Cold medicines send many kids to the hospital

ATLANTA — Cough and cold medicines send about 7,000 children to hospital emergency rooms each year, the U.S. government said Monday in its first national estimate.

About two-thirds of the cases were children who took the medicines unsupervised. However, about one-quarter involved cases in which parents gave the proper dosage and an allergic reaction or some other problem developed, the study by the U.S. Centers for Disease Control and Prevention reported.

Nearly two-thirds of the cases involved kids ages 2 to 5, the CDC found.

The study included both over-the-counter and prescription medicines.
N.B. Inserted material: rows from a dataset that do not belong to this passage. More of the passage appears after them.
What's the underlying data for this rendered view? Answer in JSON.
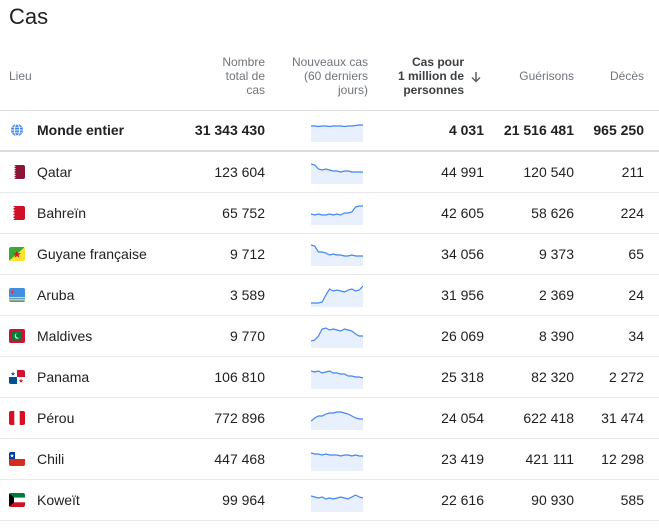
{
  "title": "Cas",
  "headers": {
    "location": "Lieu",
    "total_cases": [
      "Nombre",
      "total de",
      "cas"
    ],
    "new_cases": [
      "Nouveaux cas",
      "(60 derniers",
      "jours)"
    ],
    "per_million": [
      "Cas pour",
      "1 million de",
      "personnes"
    ],
    "recovered": "Guérisons",
    "deaths": "Décès",
    "sort_icon": "arrow-down-icon"
  },
  "rows": [
    {
      "name": "Monde entier",
      "total": "31 343 430",
      "per_million": "4 031",
      "recovered": "21 516 481",
      "deaths": "965 250",
      "icon": "globe-icon",
      "spark": [
        8,
        8,
        8.5,
        8,
        8,
        8.5,
        8,
        8,
        8,
        8.5,
        8,
        8,
        7.5,
        7,
        7
      ]
    },
    {
      "name": "Qatar",
      "total": "123 604",
      "per_million": "44 991",
      "recovered": "120 540",
      "deaths": "211",
      "icon": "flag-qatar-icon",
      "spark": [
        4,
        5,
        9,
        10,
        9,
        10,
        11,
        11,
        12,
        11,
        11,
        12,
        12,
        12,
        12
      ]
    },
    {
      "name": "Bahreïn",
      "total": "65 752",
      "per_million": "42 605",
      "recovered": "58 626",
      "deaths": "224",
      "icon": "flag-bahrain-icon",
      "spark": [
        13,
        14,
        13,
        14,
        14,
        13,
        14,
        13,
        14,
        12,
        12,
        11,
        6,
        5,
        5
      ]
    },
    {
      "name": "Guyane française",
      "total": "9 712",
      "per_million": "34 056",
      "recovered": "9 373",
      "deaths": "65",
      "icon": "flag-french-guiana-icon",
      "spark": [
        3,
        4,
        10,
        10,
        11,
        13,
        12,
        13,
        13,
        14,
        14,
        13,
        14,
        14,
        14
      ]
    },
    {
      "name": "Aruba",
      "total": "3 589",
      "per_million": "31 956",
      "recovered": "2 369",
      "deaths": "24",
      "icon": "flag-aruba-icon",
      "spark": [
        20,
        20,
        20,
        19,
        12,
        6,
        8,
        7,
        8,
        9,
        7,
        6,
        8,
        7,
        3
      ]
    },
    {
      "name": "Maldives",
      "total": "9 770",
      "per_million": "26 069",
      "recovered": "8 390",
      "deaths": "34",
      "icon": "flag-maldives-icon",
      "spark": [
        17,
        16,
        12,
        5,
        4,
        6,
        5,
        6,
        7,
        5,
        6,
        7,
        10,
        12,
        12
      ]
    },
    {
      "name": "Panama",
      "total": "106 810",
      "per_million": "25 318",
      "recovered": "82 320",
      "deaths": "2 272",
      "icon": "flag-panama-icon",
      "spark": [
        6,
        7,
        6,
        8,
        7,
        6,
        8,
        8,
        9,
        9,
        11,
        11,
        12,
        12,
        13
      ]
    },
    {
      "name": "Pérou",
      "total": "772 896",
      "per_million": "24 054",
      "recovered": "622 418",
      "deaths": "31 474",
      "icon": "flag-peru-icon",
      "spark": [
        15,
        12,
        10,
        10,
        8,
        7,
        7,
        6,
        6,
        7,
        8,
        10,
        12,
        13,
        13
      ]
    },
    {
      "name": "Chili",
      "total": "447 468",
      "per_million": "23 419",
      "recovered": "421 111",
      "deaths": "12 298",
      "icon": "flag-chile-icon",
      "spark": [
        6,
        7,
        7,
        8,
        7,
        8,
        8,
        8,
        9,
        8,
        8,
        9,
        8,
        9,
        9
      ]
    },
    {
      "name": "Koweït",
      "total": "99 964",
      "per_million": "22 616",
      "recovered": "90 930",
      "deaths": "585",
      "icon": "flag-kuwait-icon",
      "spark": [
        8,
        9,
        10,
        9,
        11,
        10,
        11,
        10,
        9,
        10,
        11,
        9,
        7,
        9,
        10
      ]
    }
  ],
  "colors": {
    "spark_line": "#4285f4",
    "spark_fill": "#e8f0fe"
  }
}
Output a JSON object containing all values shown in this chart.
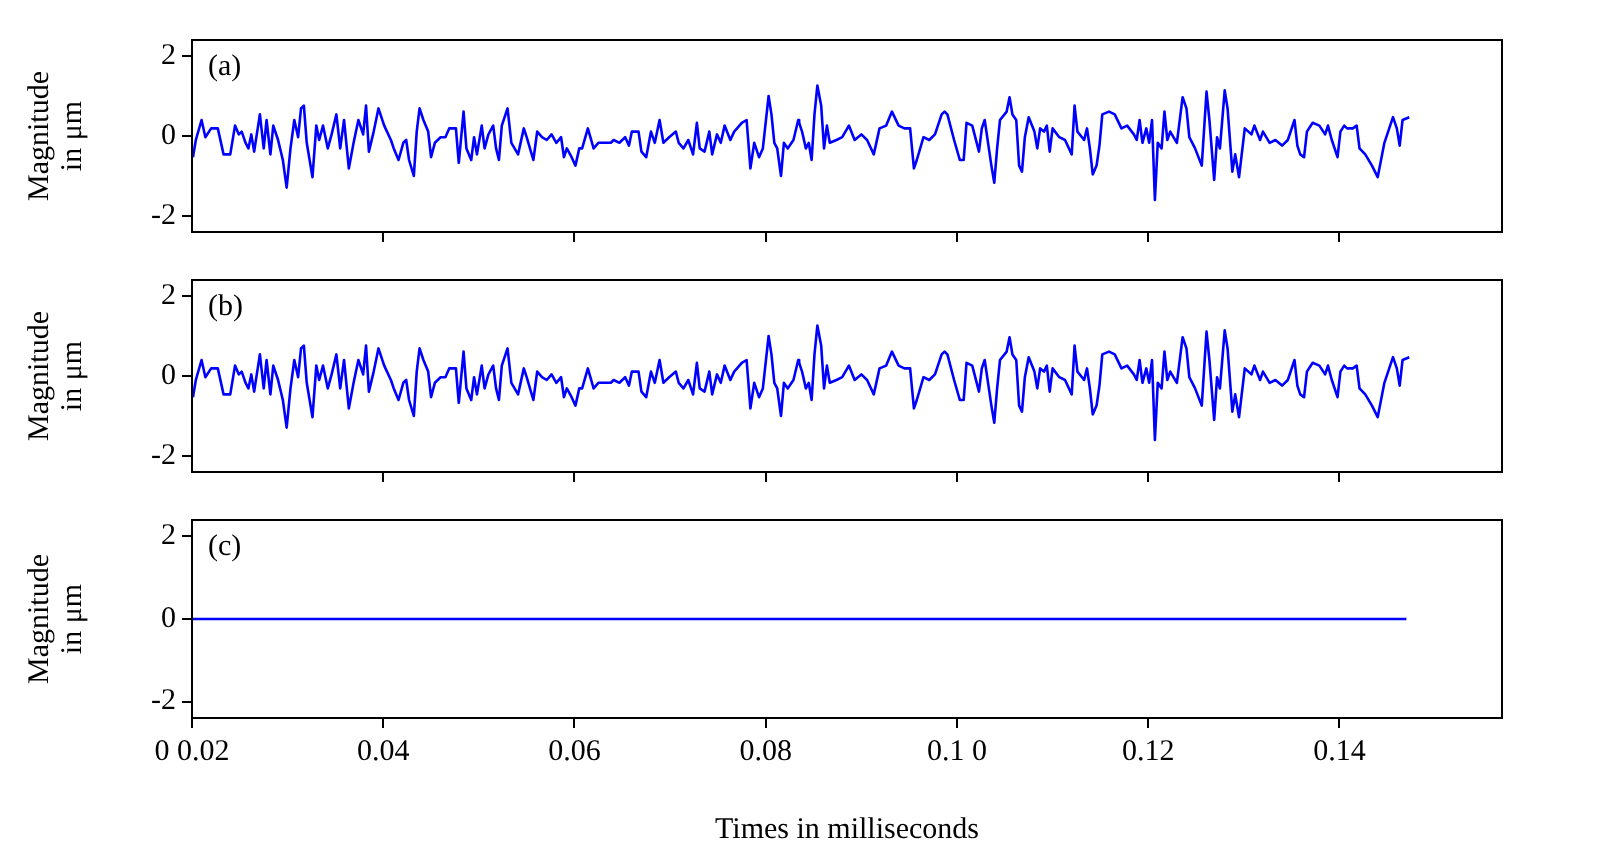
{
  "chart_data": [
    {
      "type": "line",
      "annotations": [
        "(a)"
      ],
      "ylabel": "Magnitude in μm",
      "xlim": [
        0.02,
        0.157
      ],
      "xticks": [
        0.04,
        0.06,
        0.08,
        0.1,
        0.12,
        0.14
      ],
      "ylim": [
        -2.4,
        2.4
      ],
      "yticks": [
        -2,
        0,
        2
      ],
      "tick_labels": "y",
      "series": [
        {
          "color": "#0000ff",
          "x": [
            0.0201,
            0.0204,
            0.021,
            0.0214,
            0.022,
            0.0227,
            0.0233,
            0.024,
            0.0245,
            0.0249,
            0.0252,
            0.0256,
            0.0259,
            0.0262,
            0.0265,
            0.0271,
            0.0275,
            0.0278,
            0.0282,
            0.0285,
            0.029,
            0.0295,
            0.0299,
            0.0303,
            0.0307,
            0.0311,
            0.0314,
            0.0317,
            0.032,
            0.0326,
            0.033,
            0.0333,
            0.0337,
            0.0342,
            0.0346,
            0.0351,
            0.0355,
            0.0359,
            0.0364,
            0.0369,
            0.0374,
            0.0379,
            0.0382,
            0.0385,
            0.039,
            0.0395,
            0.0401,
            0.0408,
            0.0411,
            0.0416,
            0.0421,
            0.0424,
            0.0427,
            0.0432,
            0.0435,
            0.0438,
            0.0442,
            0.0447,
            0.045,
            0.0454,
            0.046,
            0.0465,
            0.0469,
            0.0476,
            0.0479,
            0.0484,
            0.0487,
            0.0492,
            0.0495,
            0.0498,
            0.0503,
            0.0506,
            0.051,
            0.0515,
            0.0518,
            0.0521,
            0.0524,
            0.053,
            0.0534,
            0.0541,
            0.0547,
            0.055,
            0.0557,
            0.0561,
            0.0566,
            0.0571,
            0.0576,
            0.0581,
            0.0586,
            0.0589,
            0.0592,
            0.0597,
            0.0601,
            0.0605,
            0.0608,
            0.0614,
            0.062,
            0.0625,
            0.0631,
            0.0638,
            0.0641,
            0.0647,
            0.0653,
            0.0657,
            0.066,
            0.0667,
            0.067,
            0.0675,
            0.068,
            0.0684,
            0.0689,
            0.0693,
            0.0699,
            0.0706,
            0.0709,
            0.0714,
            0.0719,
            0.0724,
            0.0728,
            0.0731,
            0.0736,
            0.0741,
            0.0744,
            0.0749,
            0.0753,
            0.0757,
            0.0763,
            0.0767,
            0.077,
            0.0775,
            0.078,
            0.0784,
            0.0788,
            0.0793,
            0.0797,
            0.0803,
            0.0806,
            0.0809,
            0.0812,
            0.0816,
            0.0819,
            0.0823,
            0.0829,
            0.0834,
            0.0835,
            0.0838,
            0.0842,
            0.0845,
            0.0848,
            0.0851,
            0.0854,
            0.0858,
            0.0861,
            0.0864,
            0.0867,
            0.0874,
            0.088,
            0.0887,
            0.0893,
            0.09,
            0.0906,
            0.0913,
            0.0919,
            0.0926,
            0.0932,
            0.0939,
            0.0945,
            0.0951,
            0.0955,
            0.0958,
            0.0965,
            0.0971,
            0.0977,
            0.0984,
            0.0987,
            0.099,
            0.0997,
            0.1003,
            0.1007,
            0.101,
            0.1016,
            0.1023,
            0.1026,
            0.1029,
            0.1036,
            0.1039,
            0.1042,
            0.1045,
            0.1052,
            0.1055,
            0.1058,
            0.1062,
            0.1065,
            0.1068,
            0.1071,
            0.1075,
            0.1081,
            0.1084,
            0.1087,
            0.1091,
            0.1094,
            0.1097,
            0.11,
            0.1107,
            0.1113,
            0.112,
            0.1123,
            0.1126,
            0.1133,
            0.1136,
            0.1139,
            0.1142,
            0.1146,
            0.1149,
            0.1152,
            0.1159,
            0.1165,
            0.1172,
            0.1178,
            0.1185,
            0.1188,
            0.1191,
            0.1194,
            0.1198,
            0.1201,
            0.1204,
            0.1207,
            0.121,
            0.1214,
            0.1217,
            0.122,
            0.1223,
            0.123,
            0.1236,
            0.124,
            0.1243,
            0.1249,
            0.1256,
            0.1261,
            0.1264,
            0.1269,
            0.1272,
            0.1275,
            0.128,
            0.1283,
            0.1288,
            0.1291,
            0.1295,
            0.1301,
            0.1308,
            0.1311,
            0.1317,
            0.132,
            0.1327,
            0.1333,
            0.134,
            0.1346,
            0.1353,
            0.1356,
            0.1359,
            0.1363,
            0.1366,
            0.1372,
            0.1379,
            0.1385,
            0.1388,
            0.1392,
            0.1398,
            0.1401,
            0.1405,
            0.1408,
            0.1414,
            0.1418,
            0.1421,
            0.1427,
            0.1434,
            0.144,
            0.1447,
            0.1456,
            0.146,
            0.1463,
            0.1466,
            0.1473
          ],
          "values": [
            -0.53,
            -0.1,
            0.4,
            -0.03,
            0.19,
            0.19,
            -0.46,
            -0.46,
            0.26,
            0.04,
            0.11,
            -0.17,
            -0.31,
            0.04,
            -0.39,
            0.54,
            -0.31,
            0.4,
            -0.46,
            0.26,
            -0.1,
            -0.6,
            -1.29,
            -0.31,
            0.4,
            -0.03,
            0.69,
            0.76,
            -0.17,
            -1.03,
            0.26,
            -0.1,
            0.26,
            -0.31,
            0.04,
            0.54,
            -0.31,
            0.4,
            -0.81,
            -0.17,
            0.4,
            0.04,
            0.76,
            -0.39,
            0.11,
            0.69,
            0.26,
            -0.1,
            -0.31,
            -0.6,
            -0.17,
            -0.1,
            -0.6,
            -1,
            0.11,
            0.69,
            0.4,
            0.11,
            -0.53,
            -0.17,
            -0.03,
            -0.03,
            0.19,
            0.19,
            -0.67,
            0.61,
            -0.31,
            -0.6,
            -0.03,
            -0.46,
            0.26,
            -0.31,
            0.04,
            0.26,
            -0.31,
            -0.6,
            0.26,
            0.69,
            -0.17,
            -0.46,
            0.19,
            -0.03,
            -0.6,
            0.11,
            -0.03,
            -0.1,
            0.04,
            -0.17,
            -0.03,
            -0.53,
            -0.31,
            -0.53,
            -0.74,
            -0.31,
            -0.31,
            0.19,
            -0.31,
            -0.17,
            -0.17,
            -0.17,
            -0.1,
            -0.17,
            -0.03,
            -0.24,
            0.11,
            0.11,
            -0.39,
            -0.53,
            0.11,
            -0.17,
            0.4,
            -0.17,
            -0.03,
            0.11,
            -0.17,
            -0.31,
            -0.1,
            -0.46,
            0.33,
            -0.31,
            -0.39,
            0.11,
            -0.46,
            0.04,
            -0.17,
            0.26,
            -0.1,
            0.11,
            0.19,
            0.33,
            0.4,
            -0.81,
            -0.17,
            -0.53,
            -0.31,
            1,
            0.54,
            -0.17,
            -0.31,
            -1,
            -0.17,
            -0.31,
            -0.1,
            0.4,
            0.33,
            0.11,
            -0.31,
            -0.17,
            -0.6,
            0.54,
            1.26,
            0.76,
            -0.31,
            0.26,
            -0.17,
            -0.1,
            -0.03,
            0.26,
            -0.1,
            0.04,
            -0.1,
            -0.46,
            0.19,
            0.26,
            0.61,
            0.26,
            0.19,
            0.19,
            -0.81,
            -0.6,
            -0.03,
            -0.1,
            0.04,
            0.54,
            0.61,
            0.54,
            -0.1,
            -0.6,
            -0.6,
            0.33,
            0.26,
            -0.39,
            0.19,
            0.4,
            -0.74,
            -1.17,
            -0.31,
            0.4,
            0.61,
            0.97,
            0.54,
            0.4,
            -0.74,
            -0.89,
            -0.03,
            0.47,
            0.11,
            -0.31,
            0.19,
            0.11,
            0.26,
            -0.39,
            0.19,
            -0.03,
            -0.1,
            -0.46,
            0.76,
            0.11,
            -0.1,
            0.19,
            -0.31,
            -0.96,
            -0.74,
            -0.24,
            0.54,
            0.61,
            0.54,
            0.19,
            0.26,
            0.04,
            -0.1,
            0.4,
            -0.17,
            0.19,
            -0.17,
            0.4,
            -1.6,
            -0.17,
            -0.31,
            0.61,
            -0.1,
            0.11,
            -0.17,
            0.97,
            0.69,
            -0.03,
            -0.31,
            -0.74,
            1.11,
            0.4,
            -1.1,
            -0.03,
            -0.31,
            1.14,
            0.69,
            -0.89,
            -0.46,
            -1.03,
            0.19,
            0.04,
            0.26,
            -0.1,
            0.11,
            -0.17,
            -0.1,
            -0.24,
            -0.1,
            0.4,
            -0.24,
            -0.46,
            -0.53,
            0.11,
            0.33,
            0.26,
            0.04,
            0.26,
            -0.1,
            -0.53,
            0.11,
            0.26,
            0.19,
            0.19,
            0.26,
            -0.31,
            -0.46,
            -0.74,
            -1.03,
            -0.17,
            0.47,
            0.19,
            -0.24,
            0.4,
            0.47
          ]
        }
      ]
    },
    {
      "type": "line",
      "annotations": [
        "(b)"
      ],
      "ylabel": "Magnitude in μm",
      "xlim": [
        0.02,
        0.157
      ],
      "xticks": [
        0.04,
        0.06,
        0.08,
        0.1,
        0.12,
        0.14
      ],
      "ylim": [
        -2.4,
        2.4
      ],
      "yticks": [
        -2,
        0,
        2
      ],
      "tick_labels": "y",
      "series": [
        {
          "color": "#0000ff",
          "x": [
            0.0201,
            0.0204,
            0.021,
            0.0214,
            0.022,
            0.0227,
            0.0233,
            0.024,
            0.0245,
            0.0249,
            0.0252,
            0.0256,
            0.0259,
            0.0262,
            0.0265,
            0.0271,
            0.0275,
            0.0278,
            0.0282,
            0.0285,
            0.029,
            0.0295,
            0.0299,
            0.0303,
            0.0307,
            0.0311,
            0.0314,
            0.0317,
            0.032,
            0.0326,
            0.033,
            0.0333,
            0.0337,
            0.0342,
            0.0346,
            0.0351,
            0.0355,
            0.0359,
            0.0364,
            0.0369,
            0.0374,
            0.0379,
            0.0382,
            0.0385,
            0.039,
            0.0395,
            0.0401,
            0.0408,
            0.0411,
            0.0416,
            0.0421,
            0.0424,
            0.0427,
            0.0432,
            0.0435,
            0.0438,
            0.0442,
            0.0447,
            0.045,
            0.0454,
            0.046,
            0.0465,
            0.0469,
            0.0476,
            0.0479,
            0.0484,
            0.0487,
            0.0492,
            0.0495,
            0.0498,
            0.0503,
            0.0506,
            0.051,
            0.0515,
            0.0518,
            0.0521,
            0.0524,
            0.053,
            0.0534,
            0.0541,
            0.0547,
            0.055,
            0.0557,
            0.0561,
            0.0566,
            0.0571,
            0.0576,
            0.0581,
            0.0586,
            0.0589,
            0.0592,
            0.0597,
            0.0601,
            0.0605,
            0.0608,
            0.0614,
            0.062,
            0.0625,
            0.0631,
            0.0638,
            0.0641,
            0.0647,
            0.0653,
            0.0657,
            0.066,
            0.0667,
            0.067,
            0.0675,
            0.068,
            0.0684,
            0.0689,
            0.0693,
            0.0699,
            0.0706,
            0.0709,
            0.0714,
            0.0719,
            0.0724,
            0.0728,
            0.0731,
            0.0736,
            0.0741,
            0.0744,
            0.0749,
            0.0753,
            0.0757,
            0.0763,
            0.0767,
            0.077,
            0.0775,
            0.078,
            0.0784,
            0.0788,
            0.0793,
            0.0797,
            0.0803,
            0.0806,
            0.0809,
            0.0812,
            0.0816,
            0.0819,
            0.0823,
            0.0829,
            0.0834,
            0.0835,
            0.0838,
            0.0842,
            0.0845,
            0.0848,
            0.0851,
            0.0854,
            0.0858,
            0.0861,
            0.0864,
            0.0867,
            0.0874,
            0.088,
            0.0887,
            0.0893,
            0.09,
            0.0906,
            0.0913,
            0.0919,
            0.0926,
            0.0932,
            0.0939,
            0.0945,
            0.0951,
            0.0955,
            0.0958,
            0.0965,
            0.0971,
            0.0977,
            0.0984,
            0.0987,
            0.099,
            0.0997,
            0.1003,
            0.1007,
            0.101,
            0.1016,
            0.1023,
            0.1026,
            0.1029,
            0.1036,
            0.1039,
            0.1042,
            0.1045,
            0.1052,
            0.1055,
            0.1058,
            0.1062,
            0.1065,
            0.1068,
            0.1071,
            0.1075,
            0.1081,
            0.1084,
            0.1087,
            0.1091,
            0.1094,
            0.1097,
            0.11,
            0.1107,
            0.1113,
            0.112,
            0.1123,
            0.1126,
            0.1133,
            0.1136,
            0.1139,
            0.1142,
            0.1146,
            0.1149,
            0.1152,
            0.1159,
            0.1165,
            0.1172,
            0.1178,
            0.1185,
            0.1188,
            0.1191,
            0.1194,
            0.1198,
            0.1201,
            0.1204,
            0.1207,
            0.121,
            0.1214,
            0.1217,
            0.122,
            0.1223,
            0.123,
            0.1236,
            0.124,
            0.1243,
            0.1249,
            0.1256,
            0.1261,
            0.1264,
            0.1269,
            0.1272,
            0.1275,
            0.128,
            0.1283,
            0.1288,
            0.1291,
            0.1295,
            0.1301,
            0.1308,
            0.1311,
            0.1317,
            0.132,
            0.1327,
            0.1333,
            0.134,
            0.1346,
            0.1353,
            0.1356,
            0.1359,
            0.1363,
            0.1366,
            0.1372,
            0.1379,
            0.1385,
            0.1388,
            0.1392,
            0.1398,
            0.1401,
            0.1405,
            0.1408,
            0.1414,
            0.1418,
            0.1421,
            0.1427,
            0.1434,
            0.144,
            0.1447,
            0.1456,
            0.146,
            0.1463,
            0.1466,
            0.1473
          ],
          "values": [
            -0.53,
            -0.1,
            0.4,
            -0.03,
            0.19,
            0.19,
            -0.46,
            -0.46,
            0.26,
            0.04,
            0.11,
            -0.17,
            -0.31,
            0.04,
            -0.39,
            0.54,
            -0.31,
            0.4,
            -0.46,
            0.26,
            -0.1,
            -0.6,
            -1.29,
            -0.31,
            0.4,
            -0.03,
            0.69,
            0.76,
            -0.17,
            -1.03,
            0.26,
            -0.1,
            0.26,
            -0.31,
            0.04,
            0.54,
            -0.31,
            0.4,
            -0.81,
            -0.17,
            0.4,
            0.04,
            0.76,
            -0.39,
            0.11,
            0.69,
            0.26,
            -0.1,
            -0.31,
            -0.6,
            -0.17,
            -0.1,
            -0.6,
            -1,
            0.11,
            0.69,
            0.4,
            0.11,
            -0.53,
            -0.17,
            -0.03,
            -0.03,
            0.19,
            0.19,
            -0.67,
            0.61,
            -0.31,
            -0.6,
            -0.03,
            -0.46,
            0.26,
            -0.31,
            0.04,
            0.26,
            -0.31,
            -0.6,
            0.26,
            0.69,
            -0.17,
            -0.46,
            0.19,
            -0.03,
            -0.6,
            0.11,
            -0.03,
            -0.1,
            0.04,
            -0.17,
            -0.03,
            -0.53,
            -0.31,
            -0.53,
            -0.74,
            -0.31,
            -0.31,
            0.19,
            -0.31,
            -0.17,
            -0.17,
            -0.17,
            -0.1,
            -0.17,
            -0.03,
            -0.24,
            0.11,
            0.11,
            -0.39,
            -0.53,
            0.11,
            -0.17,
            0.4,
            -0.17,
            -0.03,
            0.11,
            -0.17,
            -0.31,
            -0.1,
            -0.46,
            0.33,
            -0.31,
            -0.39,
            0.11,
            -0.46,
            0.04,
            -0.17,
            0.26,
            -0.1,
            0.11,
            0.19,
            0.33,
            0.4,
            -0.81,
            -0.17,
            -0.53,
            -0.31,
            1,
            0.54,
            -0.17,
            -0.31,
            -1,
            -0.17,
            -0.31,
            -0.1,
            0.4,
            0.33,
            0.11,
            -0.31,
            -0.17,
            -0.6,
            0.54,
            1.26,
            0.76,
            -0.31,
            0.26,
            -0.17,
            -0.1,
            -0.03,
            0.26,
            -0.1,
            0.04,
            -0.1,
            -0.46,
            0.19,
            0.26,
            0.61,
            0.26,
            0.19,
            0.19,
            -0.81,
            -0.6,
            -0.03,
            -0.1,
            0.04,
            0.54,
            0.61,
            0.54,
            -0.1,
            -0.6,
            -0.6,
            0.33,
            0.26,
            -0.39,
            0.19,
            0.4,
            -0.74,
            -1.17,
            -0.31,
            0.4,
            0.61,
            0.97,
            0.54,
            0.4,
            -0.74,
            -0.89,
            -0.03,
            0.47,
            0.11,
            -0.31,
            0.19,
            0.11,
            0.26,
            -0.39,
            0.19,
            -0.03,
            -0.1,
            -0.46,
            0.76,
            0.11,
            -0.1,
            0.19,
            -0.31,
            -0.96,
            -0.74,
            -0.24,
            0.54,
            0.61,
            0.54,
            0.19,
            0.26,
            0.04,
            -0.1,
            0.4,
            -0.17,
            0.19,
            -0.17,
            0.4,
            -1.6,
            -0.17,
            -0.31,
            0.61,
            -0.1,
            0.11,
            -0.17,
            0.97,
            0.69,
            -0.03,
            -0.31,
            -0.74,
            1.11,
            0.4,
            -1.1,
            -0.03,
            -0.31,
            1.14,
            0.69,
            -0.89,
            -0.46,
            -1.03,
            0.19,
            0.04,
            0.26,
            -0.1,
            0.11,
            -0.17,
            -0.1,
            -0.24,
            -0.1,
            0.4,
            -0.24,
            -0.46,
            -0.53,
            0.11,
            0.33,
            0.26,
            0.04,
            0.26,
            -0.1,
            -0.53,
            0.11,
            0.26,
            0.19,
            0.19,
            0.26,
            -0.31,
            -0.46,
            -0.74,
            -1.03,
            -0.17,
            0.47,
            0.19,
            -0.24,
            0.4,
            0.47
          ]
        }
      ]
    },
    {
      "type": "line",
      "annotations": [
        "(c)"
      ],
      "ylabel": "Magnitude in μm",
      "xlabel": "Times in milliseconds",
      "xlim": [
        0.02,
        0.157
      ],
      "xticks": [
        {
          "value": 0.02,
          "label": "0 0.02"
        },
        0.04,
        0.06,
        0.08,
        {
          "value": 0.1,
          "label": "0.1 0"
        },
        0.12,
        0.14
      ],
      "ylim": [
        -2.4,
        2.4
      ],
      "yticks": [
        -2,
        0,
        2
      ],
      "series": [
        {
          "color": "#0000ff",
          "x": [
            0.02,
            0.147
          ],
          "values": [
            0,
            0
          ]
        }
      ]
    }
  ]
}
Less than two weeks after the U.S. Food and Drug Administration warned parents that over-the-counter cough and cold medicines are too dangerous for children younger than 2.

“The main message is no medication left in the hands of a 3-year-old is safe,” said the CDC’s Dr. Melissa Schaefer.

CDC researchers gathered case reports of children 11 and under who had taken cough and cold medications and wound up in 63 hospitals studied in 2004 and 2005. They used that number to come up with the national estimate.

About 1,600 of the estimated 7,100 children are under 2, so the FDA’s guidance, if followed, should reduce such ER cases by 23 percent.

For the children whose symptoms were reported, allergic reactions like hives and itching were most common, and neurological symptoms such as drowsiness and unsteady walking were next, she said.